Les principaux facteurs économiques à surveiller en 2017 : les prix de l'énergie

Le début d'une nouvelle d'année est un moment propice à la planification. L'équipe de l'Économie agricole de FAC veut vous aider à commencer 2017 sur la meilleure note possible en vous offrant une analyse détaillée des cinq principaux facteurs économiques qui influenceront l'agriculture canadienne cette année. Lisez le premier billet de cette série et suivez‑nous au cours des prochaines semaines. Nous examinerons chaque facteur en détail.

De la production d'équipement et d'intrants agricoles au carburant utilisé pour acheminer les produits sur le marché, l'énergie est un élément important de la chaîne d'approvisionnement agroalimentaire canadienne. En 2017, les prix de l'énergie risquent d'être instables en raison de l'offre mondiale incertaine. Comme ils sont susceptibles d'avoir des répercussions considérables sur la rentabilité globale, les prix de l'énergie représentent la deuxième tendance à surveiller en 2017.

Pour en savoir davantage sur le facteur qui, selon nous, aura l'incidence la plus marquée sur l'agriculture canadienne, consultez notre billet intitulé Les principaux facteurs économiques à surveiller en 2017 : le dollar canadien.
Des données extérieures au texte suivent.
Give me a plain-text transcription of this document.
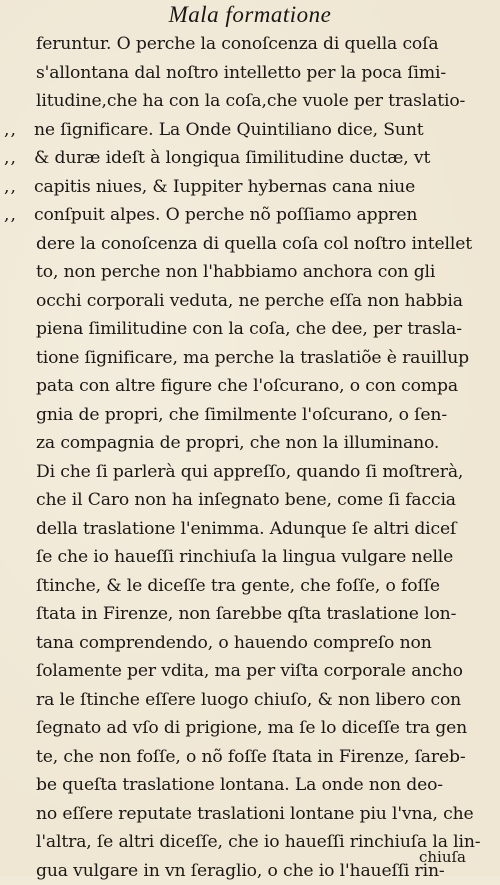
Mala formatione
feruntur. O perche la conoſcenza di quella coſa
s'allontana dal noſtro intelletto per la poca ſimi-
litudine,che ha con la coſa,che vuole per traslatio-
,, ne ſignificare. La Onde Quintiliano dice, Sunt
,, & duræ ideſt à longiqua ſimilitudine ductæ, vt
,, capitis niues, & Iuppiter hybernas cana niue
,, conſpuit alpes. O perche nõ poſſiamo appren
dere la conoſcenza di quella coſa col noſtro intellet
to, non perche non l'habbiamo anchora con gli
occhi corporali veduta, ne perche eſſa non habbia
piena ſimilitudine con la coſa, che dee, per trasla-
tione ſignificare, ma perche la traslatiõe è rauillup
pata con altre figure che l'oſcurano, o con compa
gnia de propri, che ſimilmente l'oſcurano, o ſen-
za compagnia de propri, che non la illuminano.
Di che ſi parlerà qui appreſſo, quando ſi moſtrerà,
che il Caro non ha inſegnato bene, come ſi faccia
della traslatione l'enimma. Adunque ſe altri diceſ
ſe che io haueſſi rinchiuſa la lingua vulgare nelle
ſtinche, & le diceſſe tra gente, che foſſe, o foſſe
ſtata in Firenze, non ſarebbe qſta traslatione lon-
tana comprendendo, o hauendo compreſo non
ſolamente per vdita, ma per viſta corporale ancho
ra le ſtinche eſſere luogo chiuſo, & non libero con
ſegnato ad vſo di prigione, ma ſe lo diceſſe tra gen
te, che non foſſe, o nõ foſſe ſtata in Firenze, ſareb-
be queſta traslatione lontana. La onde non deo-
no eſſere reputate traslationi lontane piu l'vna, che
l'altra, ſe altri diceſſe, che io haueſſi rinchiuſa la lin-
gua vulgare in vn ſeraglio, o che io l'haueſſi rin-
chiuſa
Même si tous les marchés énergétiques (charbon, gaz naturel et pétrole) sont importants pour le secteur agricole et agroalimentaire canadien, c'est le pétrole qui aura une influence prépondérante. Au début de 2015, le prix du pétrole s'établissait à 30 $ US le baril par rapport à son sommet de 110 $ US atteint au milieu de 2014, recul attribuable à l'abondance des excédents mondiaux. Le prix a remonté quelque peu au cours de 2016.

Nous prévoyons qu'en 2017, le prix moyen du pétrole se situera autour de 50 $ US le baril, ce qui est supérieur au prix moyen de 2016, conséquence de la diminution des stocks. Le prix moyen de l'essence sera aussi plus élevé. Les prix de l'engrais et d'autres intrants devraient augmenter tout au long de 2017, mais demeureront inférieurs aux prix moyens de 2016. Les hausses de prix devraient se produire durant les périodes de forte demande.

Quelle incidence l'offre et la demande de pétrole auront‑elles sur l'agriculture canadienne en 2017?

En 2016, le prix de l'essence à usage agricole en Alberta s'est établi en moyenne à 0,81 $ le litre, et le prix du diesel à usage agricole s'est situé en moyenne à 0,78 $ le litre. Si le prix moyen du pétrole s'établit à 50 $ US le baril comme nous le prévoyons, le prix moyen à la ferme en Alberta devrait se situer dans les fourchettes suivantes en 2017 :

  • Essence : de 0,85 $ à 0,88 $ le litre 
  • Diesel : de 0,86 $ à 0,90 $ le litre

Les tendances des prix du carburant dans chaque province devraient correspondre grosso modo aux tendances ci‑dessus.

Le ralentissement prévu de la croissance économique mondiale en 2017 laisse présager que la demande de pétrole ne différera pas beaucoup de la demande enregistrée en 2016. En revanche, l'augmentation du prix du pétrole en 2017 reflétera la diminution des réserves. Vers la fin de 2016, l'OPEP (Organisation des pays producteurs de pétrole) (en anglais seulement) a annoncé des baisses de production de l'ordre de 1,2 million de barils par jour pour contrer la faiblesse des prix et l'accroissement des réserves mondiales. D'importants pays non membres de l'OPEP (notamment la Russie, le Mexique, Oman et le Kazakhstan) se sont engagés à réduire leur production de 558 000 barils par jour. Cette nouvelle a eu pour effet immédiat de faire grimper le prix du pétrole avant la fin de l'année.

La difficulté sera de maintenir ces baisses de production même si les hausses de prix encouragent un accroissement. La production des États‑Unis, en particulier, risque d'augmenter en 2017 en raison de l'assouplissement des règlements gouvernementaux et de la rentabilité accrue des projets pétroliers.

Que faut-il retenir?

Les baisses de production pétrolière dans certaines parties du monde risquent d'être contrebalancées par les hausses de production dans d'autres, ce qui aura pour effet de stabiliser les prix du pétrole. Cette tendance ne devrait pas entraîner d'importantes tensions inflationnistes sur la chaîne d'approvisionnement agroalimentaire canadien en 2017; elle pourrait même soutenir la rentabilité.

Notre conseil? Surveillez les baisses de production pétrolière tout au long de l'année. Les baisses soutenues pourraient facilement faire grimper le prix du pétrole au‑dessus de 50 $ US le baril.